Why not? Because the price of the health plans offered on the exchange assumes that millions of people with substandard plans will upgrade to insurance that meets the ACA’s coverage standards. But if healthier people stay out of the more comprehensive plans while sicker people flock to them, those premiums will necessarily rise.
“Allowing the continuation of truly substandard policies while opening up the choice of much richer benefits would attract the sicker people into the new, larger risk pools, and that would therefore raise rates,” notes Jon Kingsdale, who ran the Massachusetts Health Connector for four years.
Queried on risk pools and rate impacts during a conference call Thursday, White House officials talked vaguely about adjustment based on “risk corridors,” apparently a way of suggesting the government could help offset financial shortfalls insurers experience because of Obama’s new policy.
As for the president, he again expressed his regret and frustration, repeating “that’s on me” several times when speaking of the snafus. And yet his was such a low-energy performance that at times it bordered on the phlegmatic.
The president needs to tackle this head on, in a high-profile way, rather that acting as though these are mere bumps in the road. He needs to start by apologizing, fully and sincerely and with no qualifications, for leading people down the primrose path. Not at a rally. Not at a press conference. In a prime-time address.

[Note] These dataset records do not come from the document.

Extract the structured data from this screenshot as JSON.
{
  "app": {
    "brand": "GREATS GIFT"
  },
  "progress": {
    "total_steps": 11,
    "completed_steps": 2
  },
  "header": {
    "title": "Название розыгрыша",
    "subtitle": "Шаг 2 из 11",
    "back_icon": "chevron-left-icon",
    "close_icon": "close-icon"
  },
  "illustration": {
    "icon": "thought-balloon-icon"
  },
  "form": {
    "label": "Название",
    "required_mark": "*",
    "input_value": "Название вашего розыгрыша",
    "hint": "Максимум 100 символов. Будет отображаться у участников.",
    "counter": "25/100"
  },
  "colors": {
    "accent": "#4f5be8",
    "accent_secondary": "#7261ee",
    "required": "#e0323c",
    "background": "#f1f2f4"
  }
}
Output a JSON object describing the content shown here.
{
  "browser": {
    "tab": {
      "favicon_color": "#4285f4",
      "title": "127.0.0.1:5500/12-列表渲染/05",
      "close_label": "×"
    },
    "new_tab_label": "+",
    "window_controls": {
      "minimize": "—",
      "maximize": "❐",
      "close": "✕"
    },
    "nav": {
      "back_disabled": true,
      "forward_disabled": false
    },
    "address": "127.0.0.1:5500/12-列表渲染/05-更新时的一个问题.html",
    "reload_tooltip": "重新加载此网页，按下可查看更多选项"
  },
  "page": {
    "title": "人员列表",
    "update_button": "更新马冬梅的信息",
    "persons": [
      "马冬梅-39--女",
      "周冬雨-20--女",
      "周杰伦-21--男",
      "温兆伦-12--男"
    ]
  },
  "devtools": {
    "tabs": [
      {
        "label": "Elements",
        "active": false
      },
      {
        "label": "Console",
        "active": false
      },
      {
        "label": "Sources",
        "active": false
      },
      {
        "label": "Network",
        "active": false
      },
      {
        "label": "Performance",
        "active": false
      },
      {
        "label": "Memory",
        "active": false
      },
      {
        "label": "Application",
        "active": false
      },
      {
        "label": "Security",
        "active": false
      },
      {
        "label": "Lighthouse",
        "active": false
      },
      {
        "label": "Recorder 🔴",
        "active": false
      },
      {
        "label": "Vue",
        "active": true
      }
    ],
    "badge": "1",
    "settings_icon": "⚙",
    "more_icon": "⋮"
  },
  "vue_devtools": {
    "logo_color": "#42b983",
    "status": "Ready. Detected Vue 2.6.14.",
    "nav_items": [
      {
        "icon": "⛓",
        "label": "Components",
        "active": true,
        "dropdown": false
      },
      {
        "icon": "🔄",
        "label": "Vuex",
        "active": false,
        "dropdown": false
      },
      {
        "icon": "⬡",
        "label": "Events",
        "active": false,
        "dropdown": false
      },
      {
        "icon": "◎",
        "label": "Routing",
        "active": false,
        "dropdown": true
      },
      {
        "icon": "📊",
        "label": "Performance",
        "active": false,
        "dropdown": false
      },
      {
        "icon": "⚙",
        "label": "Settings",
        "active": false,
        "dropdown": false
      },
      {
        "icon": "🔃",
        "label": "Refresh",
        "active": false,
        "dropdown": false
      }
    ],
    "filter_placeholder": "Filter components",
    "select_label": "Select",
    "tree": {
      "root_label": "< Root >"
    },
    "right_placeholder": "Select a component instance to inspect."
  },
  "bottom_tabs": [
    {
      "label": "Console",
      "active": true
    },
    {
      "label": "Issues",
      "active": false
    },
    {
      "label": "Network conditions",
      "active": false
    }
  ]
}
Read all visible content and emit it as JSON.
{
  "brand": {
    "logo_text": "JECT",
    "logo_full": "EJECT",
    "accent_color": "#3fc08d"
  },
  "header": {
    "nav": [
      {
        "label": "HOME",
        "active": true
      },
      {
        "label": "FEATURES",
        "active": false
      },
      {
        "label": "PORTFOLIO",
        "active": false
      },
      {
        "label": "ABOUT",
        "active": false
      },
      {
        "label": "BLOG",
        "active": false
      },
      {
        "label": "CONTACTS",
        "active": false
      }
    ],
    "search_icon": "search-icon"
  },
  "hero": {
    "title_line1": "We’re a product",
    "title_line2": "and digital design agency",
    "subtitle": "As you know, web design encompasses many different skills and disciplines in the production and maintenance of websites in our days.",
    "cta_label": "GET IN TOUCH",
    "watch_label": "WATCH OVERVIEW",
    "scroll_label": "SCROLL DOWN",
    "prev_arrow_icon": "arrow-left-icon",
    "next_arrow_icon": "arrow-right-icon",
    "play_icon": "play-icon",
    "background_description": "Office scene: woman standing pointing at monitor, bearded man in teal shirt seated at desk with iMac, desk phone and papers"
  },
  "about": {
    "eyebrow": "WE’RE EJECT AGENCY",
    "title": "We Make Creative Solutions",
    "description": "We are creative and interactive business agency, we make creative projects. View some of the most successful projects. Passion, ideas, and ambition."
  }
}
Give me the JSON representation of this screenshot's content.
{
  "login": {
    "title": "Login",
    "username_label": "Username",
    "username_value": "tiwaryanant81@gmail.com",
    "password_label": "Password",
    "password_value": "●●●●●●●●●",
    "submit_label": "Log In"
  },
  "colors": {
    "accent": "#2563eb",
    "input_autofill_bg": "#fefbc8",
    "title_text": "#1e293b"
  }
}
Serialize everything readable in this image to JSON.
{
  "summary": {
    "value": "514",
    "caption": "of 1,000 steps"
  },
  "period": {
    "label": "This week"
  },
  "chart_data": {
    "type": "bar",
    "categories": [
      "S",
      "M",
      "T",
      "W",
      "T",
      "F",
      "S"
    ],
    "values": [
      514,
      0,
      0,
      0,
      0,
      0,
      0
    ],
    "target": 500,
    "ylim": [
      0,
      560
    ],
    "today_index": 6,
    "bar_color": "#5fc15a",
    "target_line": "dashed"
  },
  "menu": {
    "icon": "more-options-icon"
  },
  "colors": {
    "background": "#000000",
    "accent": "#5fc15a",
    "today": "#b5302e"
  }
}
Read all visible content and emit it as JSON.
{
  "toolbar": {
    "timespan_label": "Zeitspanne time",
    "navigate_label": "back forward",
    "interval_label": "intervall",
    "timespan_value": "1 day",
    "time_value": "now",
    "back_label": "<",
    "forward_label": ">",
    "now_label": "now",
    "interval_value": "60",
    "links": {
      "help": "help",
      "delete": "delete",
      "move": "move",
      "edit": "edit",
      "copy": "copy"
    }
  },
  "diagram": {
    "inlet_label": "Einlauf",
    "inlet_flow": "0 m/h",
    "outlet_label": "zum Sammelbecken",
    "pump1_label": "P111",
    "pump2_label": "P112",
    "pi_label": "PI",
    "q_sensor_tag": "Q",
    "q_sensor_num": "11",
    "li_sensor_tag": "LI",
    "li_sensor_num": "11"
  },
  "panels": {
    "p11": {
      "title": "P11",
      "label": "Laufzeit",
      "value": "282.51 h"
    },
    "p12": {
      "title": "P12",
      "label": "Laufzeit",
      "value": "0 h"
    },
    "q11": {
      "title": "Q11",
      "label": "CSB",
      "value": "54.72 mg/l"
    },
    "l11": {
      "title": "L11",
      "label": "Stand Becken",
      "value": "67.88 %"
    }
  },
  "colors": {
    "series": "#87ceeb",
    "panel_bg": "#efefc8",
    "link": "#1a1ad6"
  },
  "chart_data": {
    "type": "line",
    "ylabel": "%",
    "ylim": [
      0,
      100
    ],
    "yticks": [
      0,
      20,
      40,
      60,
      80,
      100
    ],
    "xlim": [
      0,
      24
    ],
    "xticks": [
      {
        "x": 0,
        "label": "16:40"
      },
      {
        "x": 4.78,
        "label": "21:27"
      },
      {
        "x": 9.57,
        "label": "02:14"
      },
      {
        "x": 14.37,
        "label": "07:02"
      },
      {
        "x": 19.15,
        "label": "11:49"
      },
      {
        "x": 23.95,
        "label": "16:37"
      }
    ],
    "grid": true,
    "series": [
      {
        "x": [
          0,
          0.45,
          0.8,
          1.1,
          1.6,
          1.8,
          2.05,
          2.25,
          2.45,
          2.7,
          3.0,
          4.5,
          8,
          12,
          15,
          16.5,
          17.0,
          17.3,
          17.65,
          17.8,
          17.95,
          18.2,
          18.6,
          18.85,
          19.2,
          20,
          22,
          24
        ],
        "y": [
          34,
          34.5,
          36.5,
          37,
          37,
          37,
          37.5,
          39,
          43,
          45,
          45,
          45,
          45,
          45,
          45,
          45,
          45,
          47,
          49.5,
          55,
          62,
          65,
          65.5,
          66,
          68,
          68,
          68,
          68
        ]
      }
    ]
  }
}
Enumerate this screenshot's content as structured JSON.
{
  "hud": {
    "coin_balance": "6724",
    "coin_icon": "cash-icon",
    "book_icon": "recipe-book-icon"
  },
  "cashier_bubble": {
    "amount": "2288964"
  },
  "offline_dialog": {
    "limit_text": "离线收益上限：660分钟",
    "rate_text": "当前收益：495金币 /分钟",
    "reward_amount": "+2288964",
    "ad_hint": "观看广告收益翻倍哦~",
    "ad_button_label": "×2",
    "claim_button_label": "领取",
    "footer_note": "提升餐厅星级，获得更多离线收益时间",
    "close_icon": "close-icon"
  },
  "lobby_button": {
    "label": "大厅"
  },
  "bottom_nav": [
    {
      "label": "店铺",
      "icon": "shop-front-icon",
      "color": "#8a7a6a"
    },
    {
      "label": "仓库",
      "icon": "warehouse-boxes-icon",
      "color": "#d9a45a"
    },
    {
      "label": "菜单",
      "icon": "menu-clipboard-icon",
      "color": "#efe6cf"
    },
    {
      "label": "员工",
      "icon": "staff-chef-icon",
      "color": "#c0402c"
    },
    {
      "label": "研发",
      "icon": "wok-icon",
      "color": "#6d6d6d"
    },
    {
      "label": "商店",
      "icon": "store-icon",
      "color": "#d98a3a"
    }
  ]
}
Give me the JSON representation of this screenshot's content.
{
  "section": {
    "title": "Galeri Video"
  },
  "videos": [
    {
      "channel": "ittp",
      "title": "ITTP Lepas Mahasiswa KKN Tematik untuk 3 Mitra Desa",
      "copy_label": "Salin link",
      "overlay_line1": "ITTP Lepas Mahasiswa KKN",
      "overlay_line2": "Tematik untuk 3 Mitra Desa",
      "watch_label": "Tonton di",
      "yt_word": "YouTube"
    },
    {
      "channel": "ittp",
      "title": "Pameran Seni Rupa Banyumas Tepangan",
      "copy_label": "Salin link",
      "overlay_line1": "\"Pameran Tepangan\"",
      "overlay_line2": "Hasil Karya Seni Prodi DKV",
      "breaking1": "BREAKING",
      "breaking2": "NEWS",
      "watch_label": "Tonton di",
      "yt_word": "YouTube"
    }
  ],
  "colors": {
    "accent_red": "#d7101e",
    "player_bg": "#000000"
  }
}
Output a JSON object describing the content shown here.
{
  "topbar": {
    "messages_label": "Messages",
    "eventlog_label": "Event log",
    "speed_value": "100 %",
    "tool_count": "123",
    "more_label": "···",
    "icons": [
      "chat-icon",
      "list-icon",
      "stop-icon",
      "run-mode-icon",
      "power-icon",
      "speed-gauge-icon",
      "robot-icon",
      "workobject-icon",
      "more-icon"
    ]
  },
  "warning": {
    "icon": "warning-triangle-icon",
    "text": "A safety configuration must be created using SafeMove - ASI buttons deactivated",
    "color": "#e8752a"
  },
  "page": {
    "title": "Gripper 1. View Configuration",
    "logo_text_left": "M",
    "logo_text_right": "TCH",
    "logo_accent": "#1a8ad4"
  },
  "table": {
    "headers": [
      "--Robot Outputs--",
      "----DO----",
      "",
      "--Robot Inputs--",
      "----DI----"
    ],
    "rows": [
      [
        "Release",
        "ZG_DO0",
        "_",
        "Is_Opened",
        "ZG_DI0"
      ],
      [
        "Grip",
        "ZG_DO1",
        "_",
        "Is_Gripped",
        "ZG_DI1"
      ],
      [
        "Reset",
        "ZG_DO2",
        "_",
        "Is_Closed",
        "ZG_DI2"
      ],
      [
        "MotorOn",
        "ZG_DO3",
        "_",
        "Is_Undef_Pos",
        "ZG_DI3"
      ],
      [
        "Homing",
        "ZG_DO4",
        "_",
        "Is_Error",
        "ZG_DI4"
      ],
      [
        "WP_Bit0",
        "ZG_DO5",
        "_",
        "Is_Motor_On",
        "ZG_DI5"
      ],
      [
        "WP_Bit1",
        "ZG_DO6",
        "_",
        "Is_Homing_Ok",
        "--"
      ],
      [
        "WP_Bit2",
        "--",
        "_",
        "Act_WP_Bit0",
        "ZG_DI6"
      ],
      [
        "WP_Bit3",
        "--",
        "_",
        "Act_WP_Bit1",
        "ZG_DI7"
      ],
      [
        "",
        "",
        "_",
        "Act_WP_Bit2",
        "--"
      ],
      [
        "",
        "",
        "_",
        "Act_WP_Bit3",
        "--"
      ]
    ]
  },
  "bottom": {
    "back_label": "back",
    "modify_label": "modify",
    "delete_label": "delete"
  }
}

There, he needs to do something that this administration has failed to do in a clear, sustained, persuasive way: Explain why, despite the rocky roll-out, the false promise, the ongoing problems, this law should be a very good thing for the country.
That must include outlining why the parts of the law that people don’t like are inextricably linked to the parts that they most appreciate. Years into this debate, too many still don’t understand that you can’t guarantee that people can get high-quality coverage despite any pre-existing conditions without also requiring that everyone buy insurance.
Why not? Because if you have the guarantee of access to coverage without also mandating that everyone carry insurance, some will wait until they develop a serious illness before purchasing coverage. That obviously sets the entire notion of insurance on its ear. Premiums would skyrocket.
At a time when his own polling numbers are sinking and his signature law is under siege, the president needs to move beyond his no-drama Obama mode. This is not business as usual.
Ideally, he would demonstrate the kind of compelling, high-energy leadership that could help reverse this frustrating narrative.
Failing that, it would nice if he could at least show more of a pulse.